Bireylerin tutumlarının değişiminde etkili olan olay, durum ve etkenleri belirlemek amaçlı birçok çalışma gerçekleştirilmiş ve çeşitli tutum değişim kuramları ortaya konmuştur. Başlıca tutum değişim kuramları; Öğrenme kuramları, İşlevsel kuramlar, Bilişsel tutarsızlık kuramları, Algısal yaklaşımlar ve İkna edici iletişimdir.

Bireylerin tutum ve değerlerinin belirlenmesi, çevresel etmenlerin incelenmesi ve uyum problemlerinin tespit edilmesi ve tutumların boyutlarını, duygusal niteliklerini, yoğunluğunu, gücünü ve davranışa dönüşme olasılığını ortaya koymayı amaçlayan birçok tutum ölçeği geliştirilmiştir. Sıklıkla kullanılan tutum ölçekleri;

  • Bogardus Toplumsal Mesafe Ölçeği
  • Thurstone Eşit Görünen Aralıklar Ölçeği
  • Likert Toplamalı Sıralama Ölçeği
  • Guttman Scalogram Birikimli Ölçeği
  • Osgood Duygusal Anlam/Anlamsal Fark Ölçeği'dir.

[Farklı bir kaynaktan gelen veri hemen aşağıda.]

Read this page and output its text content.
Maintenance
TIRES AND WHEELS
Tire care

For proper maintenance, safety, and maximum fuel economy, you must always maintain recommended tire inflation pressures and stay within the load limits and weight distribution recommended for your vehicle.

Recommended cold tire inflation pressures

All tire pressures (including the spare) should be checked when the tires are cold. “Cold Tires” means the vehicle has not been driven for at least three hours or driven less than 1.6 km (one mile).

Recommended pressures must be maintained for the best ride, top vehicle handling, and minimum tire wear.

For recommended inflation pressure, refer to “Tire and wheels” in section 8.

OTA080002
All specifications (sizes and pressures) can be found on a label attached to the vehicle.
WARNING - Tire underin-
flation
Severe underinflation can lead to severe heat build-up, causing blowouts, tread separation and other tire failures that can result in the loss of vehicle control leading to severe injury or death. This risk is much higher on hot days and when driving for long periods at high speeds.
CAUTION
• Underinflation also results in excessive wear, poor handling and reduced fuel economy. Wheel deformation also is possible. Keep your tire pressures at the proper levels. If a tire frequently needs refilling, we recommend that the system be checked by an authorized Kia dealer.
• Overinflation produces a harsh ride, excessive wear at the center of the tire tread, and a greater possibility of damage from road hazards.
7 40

Toplumun bir olay, durum ya da nesneye yönelik tutumu ölçülmekten toplumdaki bireylerin diğer toplum bireylerine ilişkin tutumlarına kadar birçok farklı tutum araştırması yapılabilir. Bu araştırmalarda kullanılacak olan tutum ölçekleri hazırlanırken;

Tutum cümlelerinin kısa ve anlaşılır olmasına,

Her cümlenin tek bir fikri ifade etmesine,

İfadelerin ölçülmek istenen tutuma yönelik olmasına,

erkesin katılacağı ya da hiç kimsenin katılmayacağı yargılar içeren cümlelerin kullanılmamasına,

İncelenen sorunun tüm boyutlarını kapsayacak şekilde cümleler yazılmasına,

Tutum ifadelerinin karışık sıralama ile verilmesine,

Tutum ölçeğine son şekli verilmeden önce pilot bir gruba ön uygulama ve analiz yapılmasına,

Pilot gruba yapılan ön uygulama ve analizler doğrultusunda tutum ölçeği formuna son şekli verildikten sonra asıl gruba uygulanmasına dikkat edilmelidir.